Wurzelspitzenresektion

Die Wurzeln der Zähne sind von feinen Kanälen durchzogen, die sich an der Wurzelspitze in zahlreiche noch weit feinere Kanälchen verzweigen. Hat sich, etwa als Folge einer schweren Karies, die Zahnwurzel entzündet, haben sich hier zahlreiche Bakterien eingenistet. Der Zahnarzt versucht die Zahnwurzel zunächst durch Erweitern und Reinigen der Wurzelkanäle und Füllen mit Bakterien tötenden Mitteln zu desinfizieren. Dann füllt er den gesamten Wurzelkanal mit einer speziellen Füllung und verschließt den Zahn.

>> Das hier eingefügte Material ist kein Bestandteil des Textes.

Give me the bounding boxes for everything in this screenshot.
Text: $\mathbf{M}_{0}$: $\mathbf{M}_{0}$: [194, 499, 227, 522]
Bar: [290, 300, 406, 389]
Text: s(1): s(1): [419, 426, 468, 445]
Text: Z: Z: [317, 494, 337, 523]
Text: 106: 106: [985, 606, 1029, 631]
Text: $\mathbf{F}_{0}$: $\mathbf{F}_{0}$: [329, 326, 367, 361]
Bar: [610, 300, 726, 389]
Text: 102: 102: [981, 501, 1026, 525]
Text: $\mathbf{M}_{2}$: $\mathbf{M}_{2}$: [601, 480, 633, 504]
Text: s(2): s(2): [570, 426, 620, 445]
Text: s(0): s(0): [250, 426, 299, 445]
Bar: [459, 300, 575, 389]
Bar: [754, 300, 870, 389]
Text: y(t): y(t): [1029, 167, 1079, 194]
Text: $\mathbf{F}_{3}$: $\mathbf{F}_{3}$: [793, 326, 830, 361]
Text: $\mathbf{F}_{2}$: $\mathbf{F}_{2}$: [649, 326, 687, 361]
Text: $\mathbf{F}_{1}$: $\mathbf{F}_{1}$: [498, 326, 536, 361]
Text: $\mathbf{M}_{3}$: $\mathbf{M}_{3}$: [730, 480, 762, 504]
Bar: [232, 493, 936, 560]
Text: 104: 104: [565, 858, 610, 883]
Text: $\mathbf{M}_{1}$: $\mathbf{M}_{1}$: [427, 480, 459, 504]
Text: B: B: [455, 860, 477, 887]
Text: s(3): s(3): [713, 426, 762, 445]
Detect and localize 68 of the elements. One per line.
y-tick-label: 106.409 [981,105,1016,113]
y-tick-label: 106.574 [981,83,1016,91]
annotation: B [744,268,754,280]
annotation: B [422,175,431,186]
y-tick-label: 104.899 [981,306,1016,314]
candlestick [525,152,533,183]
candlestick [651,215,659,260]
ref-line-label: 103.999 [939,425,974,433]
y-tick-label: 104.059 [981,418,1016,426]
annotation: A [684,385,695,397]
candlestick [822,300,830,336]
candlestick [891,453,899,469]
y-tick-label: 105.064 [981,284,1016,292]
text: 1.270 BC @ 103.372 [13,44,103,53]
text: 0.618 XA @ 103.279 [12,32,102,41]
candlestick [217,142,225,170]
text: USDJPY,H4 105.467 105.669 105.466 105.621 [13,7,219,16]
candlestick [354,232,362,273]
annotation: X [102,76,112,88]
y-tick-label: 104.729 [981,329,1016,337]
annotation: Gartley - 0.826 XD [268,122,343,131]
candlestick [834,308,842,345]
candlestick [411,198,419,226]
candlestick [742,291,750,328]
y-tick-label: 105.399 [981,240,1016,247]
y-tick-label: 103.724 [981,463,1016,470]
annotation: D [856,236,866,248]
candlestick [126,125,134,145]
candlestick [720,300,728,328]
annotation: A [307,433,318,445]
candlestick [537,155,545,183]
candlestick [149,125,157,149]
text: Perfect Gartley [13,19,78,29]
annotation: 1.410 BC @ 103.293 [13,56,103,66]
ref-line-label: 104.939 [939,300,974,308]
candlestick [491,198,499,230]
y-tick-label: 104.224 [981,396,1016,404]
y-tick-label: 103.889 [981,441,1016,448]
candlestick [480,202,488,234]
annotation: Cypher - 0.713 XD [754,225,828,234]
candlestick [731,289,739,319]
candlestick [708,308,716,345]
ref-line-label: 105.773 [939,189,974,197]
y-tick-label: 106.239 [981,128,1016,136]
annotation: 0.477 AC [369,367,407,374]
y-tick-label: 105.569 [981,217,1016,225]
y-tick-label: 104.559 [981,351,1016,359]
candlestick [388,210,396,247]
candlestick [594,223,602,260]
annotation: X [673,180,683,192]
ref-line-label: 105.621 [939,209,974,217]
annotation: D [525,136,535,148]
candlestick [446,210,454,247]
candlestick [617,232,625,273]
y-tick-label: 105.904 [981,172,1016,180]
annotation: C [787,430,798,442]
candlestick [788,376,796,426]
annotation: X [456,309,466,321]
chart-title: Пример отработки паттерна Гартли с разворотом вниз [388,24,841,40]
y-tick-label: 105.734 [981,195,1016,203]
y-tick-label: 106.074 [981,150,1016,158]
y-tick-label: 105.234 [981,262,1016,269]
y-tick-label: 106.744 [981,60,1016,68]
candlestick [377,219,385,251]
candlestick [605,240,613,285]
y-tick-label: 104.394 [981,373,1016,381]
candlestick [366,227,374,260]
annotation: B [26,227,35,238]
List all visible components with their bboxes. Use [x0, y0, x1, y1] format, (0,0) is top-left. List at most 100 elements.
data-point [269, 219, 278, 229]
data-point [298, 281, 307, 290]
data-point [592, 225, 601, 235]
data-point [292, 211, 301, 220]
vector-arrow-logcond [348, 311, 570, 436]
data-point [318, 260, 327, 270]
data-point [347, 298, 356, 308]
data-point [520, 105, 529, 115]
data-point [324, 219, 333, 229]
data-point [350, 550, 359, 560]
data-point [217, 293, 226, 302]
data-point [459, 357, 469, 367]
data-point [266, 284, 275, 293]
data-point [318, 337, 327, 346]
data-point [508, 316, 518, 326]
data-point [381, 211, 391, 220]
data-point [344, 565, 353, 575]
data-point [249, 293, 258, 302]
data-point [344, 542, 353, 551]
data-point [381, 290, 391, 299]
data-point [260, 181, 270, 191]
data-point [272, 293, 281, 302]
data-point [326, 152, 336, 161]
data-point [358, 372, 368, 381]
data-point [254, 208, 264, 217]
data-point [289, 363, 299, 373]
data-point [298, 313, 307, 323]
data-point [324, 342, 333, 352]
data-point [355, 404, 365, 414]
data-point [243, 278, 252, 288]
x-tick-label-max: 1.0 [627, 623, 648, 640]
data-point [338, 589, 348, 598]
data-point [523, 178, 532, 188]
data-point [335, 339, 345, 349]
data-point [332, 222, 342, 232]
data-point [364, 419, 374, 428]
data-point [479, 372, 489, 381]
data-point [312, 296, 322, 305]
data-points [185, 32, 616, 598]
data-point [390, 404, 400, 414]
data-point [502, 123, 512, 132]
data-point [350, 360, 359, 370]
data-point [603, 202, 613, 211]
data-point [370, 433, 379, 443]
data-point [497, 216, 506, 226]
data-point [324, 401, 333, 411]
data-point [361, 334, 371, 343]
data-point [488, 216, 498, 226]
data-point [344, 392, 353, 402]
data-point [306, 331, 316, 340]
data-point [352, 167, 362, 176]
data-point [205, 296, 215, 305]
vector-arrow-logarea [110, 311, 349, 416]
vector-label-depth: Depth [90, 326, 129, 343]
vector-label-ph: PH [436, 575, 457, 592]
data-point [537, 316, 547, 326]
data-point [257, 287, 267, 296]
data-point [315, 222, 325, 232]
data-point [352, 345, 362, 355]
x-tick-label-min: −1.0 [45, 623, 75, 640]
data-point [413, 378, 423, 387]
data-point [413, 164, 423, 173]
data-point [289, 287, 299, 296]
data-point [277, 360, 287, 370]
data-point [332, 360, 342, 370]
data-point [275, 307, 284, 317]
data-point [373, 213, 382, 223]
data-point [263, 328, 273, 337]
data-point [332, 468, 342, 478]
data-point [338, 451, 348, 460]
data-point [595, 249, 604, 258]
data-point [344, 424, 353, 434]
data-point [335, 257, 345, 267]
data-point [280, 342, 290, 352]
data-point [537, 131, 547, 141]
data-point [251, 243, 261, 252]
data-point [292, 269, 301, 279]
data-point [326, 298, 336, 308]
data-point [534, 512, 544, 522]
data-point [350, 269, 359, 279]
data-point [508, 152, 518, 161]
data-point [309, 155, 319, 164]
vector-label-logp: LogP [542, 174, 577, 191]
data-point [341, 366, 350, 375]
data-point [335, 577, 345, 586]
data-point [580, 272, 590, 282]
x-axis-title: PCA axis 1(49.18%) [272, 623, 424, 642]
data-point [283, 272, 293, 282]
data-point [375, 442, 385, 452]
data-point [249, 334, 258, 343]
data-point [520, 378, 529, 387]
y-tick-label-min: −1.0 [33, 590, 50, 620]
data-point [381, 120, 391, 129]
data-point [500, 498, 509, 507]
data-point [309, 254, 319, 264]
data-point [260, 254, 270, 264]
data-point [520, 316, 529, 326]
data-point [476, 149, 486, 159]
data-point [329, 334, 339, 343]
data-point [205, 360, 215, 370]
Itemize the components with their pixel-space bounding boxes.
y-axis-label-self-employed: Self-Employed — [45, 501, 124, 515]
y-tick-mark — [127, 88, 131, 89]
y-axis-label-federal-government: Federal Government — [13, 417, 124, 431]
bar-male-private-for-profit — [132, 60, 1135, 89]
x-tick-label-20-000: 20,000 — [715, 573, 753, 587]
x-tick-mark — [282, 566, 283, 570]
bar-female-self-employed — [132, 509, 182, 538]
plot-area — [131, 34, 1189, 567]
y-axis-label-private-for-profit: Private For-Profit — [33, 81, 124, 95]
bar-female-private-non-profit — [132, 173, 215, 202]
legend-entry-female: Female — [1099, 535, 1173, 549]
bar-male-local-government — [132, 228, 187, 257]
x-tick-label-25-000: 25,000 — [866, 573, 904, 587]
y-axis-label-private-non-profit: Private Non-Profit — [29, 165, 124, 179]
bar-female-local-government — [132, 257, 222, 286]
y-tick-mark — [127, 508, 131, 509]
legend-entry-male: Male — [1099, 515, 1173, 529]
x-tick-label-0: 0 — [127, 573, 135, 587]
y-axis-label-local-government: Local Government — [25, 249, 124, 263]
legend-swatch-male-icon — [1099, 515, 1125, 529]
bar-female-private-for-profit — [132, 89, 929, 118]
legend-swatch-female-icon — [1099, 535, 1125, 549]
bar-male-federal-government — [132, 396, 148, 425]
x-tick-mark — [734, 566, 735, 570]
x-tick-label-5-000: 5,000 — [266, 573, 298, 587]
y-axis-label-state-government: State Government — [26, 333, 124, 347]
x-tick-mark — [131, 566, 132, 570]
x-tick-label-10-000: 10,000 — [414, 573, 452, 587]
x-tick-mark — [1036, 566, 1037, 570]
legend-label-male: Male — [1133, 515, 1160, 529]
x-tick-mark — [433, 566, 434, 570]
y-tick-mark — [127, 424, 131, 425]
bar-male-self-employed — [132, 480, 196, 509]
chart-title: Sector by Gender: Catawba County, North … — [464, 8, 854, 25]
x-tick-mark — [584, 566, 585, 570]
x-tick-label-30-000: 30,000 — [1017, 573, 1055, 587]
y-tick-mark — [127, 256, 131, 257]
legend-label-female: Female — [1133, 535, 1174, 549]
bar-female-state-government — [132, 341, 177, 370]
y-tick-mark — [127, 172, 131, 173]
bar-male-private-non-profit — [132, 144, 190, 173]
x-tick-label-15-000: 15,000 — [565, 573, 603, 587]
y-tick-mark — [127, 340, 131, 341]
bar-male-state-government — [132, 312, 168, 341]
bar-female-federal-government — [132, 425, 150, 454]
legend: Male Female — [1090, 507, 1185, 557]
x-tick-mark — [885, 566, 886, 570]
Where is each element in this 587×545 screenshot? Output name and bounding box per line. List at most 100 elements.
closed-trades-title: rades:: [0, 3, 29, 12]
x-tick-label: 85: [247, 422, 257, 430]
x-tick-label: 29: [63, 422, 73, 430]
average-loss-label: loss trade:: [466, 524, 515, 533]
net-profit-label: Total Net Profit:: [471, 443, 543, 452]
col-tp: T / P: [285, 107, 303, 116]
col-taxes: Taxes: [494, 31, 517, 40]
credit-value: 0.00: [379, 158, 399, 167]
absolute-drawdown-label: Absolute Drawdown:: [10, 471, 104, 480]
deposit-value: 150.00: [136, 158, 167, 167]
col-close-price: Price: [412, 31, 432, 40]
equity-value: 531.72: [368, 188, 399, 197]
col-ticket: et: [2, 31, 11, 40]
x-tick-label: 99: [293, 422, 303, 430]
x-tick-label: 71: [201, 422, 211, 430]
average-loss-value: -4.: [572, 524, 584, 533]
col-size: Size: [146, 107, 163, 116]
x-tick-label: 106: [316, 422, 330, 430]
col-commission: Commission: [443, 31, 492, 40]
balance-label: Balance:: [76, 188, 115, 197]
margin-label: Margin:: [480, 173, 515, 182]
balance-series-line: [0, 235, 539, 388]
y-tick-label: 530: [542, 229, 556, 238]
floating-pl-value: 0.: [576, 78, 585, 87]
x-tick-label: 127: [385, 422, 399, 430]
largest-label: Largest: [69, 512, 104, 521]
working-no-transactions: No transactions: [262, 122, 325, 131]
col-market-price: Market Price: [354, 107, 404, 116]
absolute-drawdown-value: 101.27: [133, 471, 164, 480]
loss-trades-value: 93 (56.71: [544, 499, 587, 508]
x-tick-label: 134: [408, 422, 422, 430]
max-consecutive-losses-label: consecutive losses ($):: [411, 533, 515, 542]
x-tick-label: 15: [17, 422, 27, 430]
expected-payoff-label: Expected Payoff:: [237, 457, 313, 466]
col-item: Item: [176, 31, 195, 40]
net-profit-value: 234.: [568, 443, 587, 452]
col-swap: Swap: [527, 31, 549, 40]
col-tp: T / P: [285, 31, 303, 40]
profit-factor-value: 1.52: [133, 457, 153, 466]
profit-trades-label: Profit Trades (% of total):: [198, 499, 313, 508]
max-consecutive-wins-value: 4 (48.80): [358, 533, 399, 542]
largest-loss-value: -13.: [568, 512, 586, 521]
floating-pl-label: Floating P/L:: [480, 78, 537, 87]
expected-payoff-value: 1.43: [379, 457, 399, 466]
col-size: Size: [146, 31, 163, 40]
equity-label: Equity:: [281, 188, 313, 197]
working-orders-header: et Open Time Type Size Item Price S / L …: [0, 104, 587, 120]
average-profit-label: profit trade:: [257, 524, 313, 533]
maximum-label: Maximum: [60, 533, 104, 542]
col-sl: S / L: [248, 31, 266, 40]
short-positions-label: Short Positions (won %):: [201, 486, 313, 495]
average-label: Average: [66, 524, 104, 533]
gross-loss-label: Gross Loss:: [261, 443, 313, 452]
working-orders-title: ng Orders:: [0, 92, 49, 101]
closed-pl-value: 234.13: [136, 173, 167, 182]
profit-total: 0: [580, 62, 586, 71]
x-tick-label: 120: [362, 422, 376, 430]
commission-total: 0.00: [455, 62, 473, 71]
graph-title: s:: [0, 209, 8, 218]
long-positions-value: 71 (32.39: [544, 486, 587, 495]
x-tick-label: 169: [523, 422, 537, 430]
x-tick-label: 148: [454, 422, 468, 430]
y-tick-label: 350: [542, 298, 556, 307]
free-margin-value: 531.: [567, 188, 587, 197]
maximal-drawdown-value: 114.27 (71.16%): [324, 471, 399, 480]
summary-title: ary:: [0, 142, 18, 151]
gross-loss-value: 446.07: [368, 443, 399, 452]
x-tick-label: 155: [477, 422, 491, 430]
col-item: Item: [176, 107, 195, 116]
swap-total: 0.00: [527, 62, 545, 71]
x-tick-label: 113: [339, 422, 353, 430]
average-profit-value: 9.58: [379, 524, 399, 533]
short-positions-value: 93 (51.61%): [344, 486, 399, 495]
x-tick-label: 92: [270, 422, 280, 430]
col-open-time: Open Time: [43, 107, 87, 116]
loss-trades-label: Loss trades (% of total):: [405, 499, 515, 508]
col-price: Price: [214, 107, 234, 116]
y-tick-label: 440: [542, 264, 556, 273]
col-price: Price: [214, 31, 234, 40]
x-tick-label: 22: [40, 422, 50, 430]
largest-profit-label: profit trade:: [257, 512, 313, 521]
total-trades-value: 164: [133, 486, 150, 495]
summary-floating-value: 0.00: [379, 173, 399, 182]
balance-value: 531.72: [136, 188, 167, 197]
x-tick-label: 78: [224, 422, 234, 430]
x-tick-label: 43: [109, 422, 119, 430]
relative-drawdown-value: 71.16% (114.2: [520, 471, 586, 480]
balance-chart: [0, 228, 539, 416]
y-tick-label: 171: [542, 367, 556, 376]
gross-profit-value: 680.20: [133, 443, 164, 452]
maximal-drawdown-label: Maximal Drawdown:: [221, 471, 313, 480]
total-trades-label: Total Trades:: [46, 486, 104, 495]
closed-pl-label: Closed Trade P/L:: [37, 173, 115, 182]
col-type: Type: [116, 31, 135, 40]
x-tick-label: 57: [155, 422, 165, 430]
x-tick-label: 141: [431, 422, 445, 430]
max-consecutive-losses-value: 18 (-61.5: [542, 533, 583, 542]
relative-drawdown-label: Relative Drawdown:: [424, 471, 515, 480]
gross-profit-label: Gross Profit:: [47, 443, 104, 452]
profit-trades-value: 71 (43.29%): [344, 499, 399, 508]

Bleiben dabei aber Bakterienherde in der Wurzelspitze zurück und führen zu einer erneuten Entzündung, muss sie vollständig entfernt werden. Nötig ist diese Operation auch, wenn sich an der Wurzelspitze Geschwülste, etwa Zysten, gebildet haben, oder wenn die Wurzel gebrochen ist. Das machen allerdings nur besonders mit dieser Operation erfahrene Zahnärzte selbst, meist überweisen sie zu einem Oral- oder Kieferchirurgen.

Nach örtlicher Betäubung wird der Arzt die Mundschleimhaut seitlich der Wurzel aufschneiden und dann mit einem Spezialbohrer ein Loch in den Kieferknochen fräsen, bis er die Wurzel erreicht hat. Dann entfernt er die Wurzelspitze und das umliegende entzündete Gewebe, reinigt und desinfiziert die Wunde und füllt den verbleibenden Wurzelkanal von der Wurzel aus mit Füllmasse auf. Die Wunde wird dann vernäht, und im Laufe einiger Monate verheilt der Kieferknochen um die Wurzel herum.

Die Wurzelspitzenresektion schwächt einen Zahn, dennoch kann er so noch jahrelang seinen Dienst tun.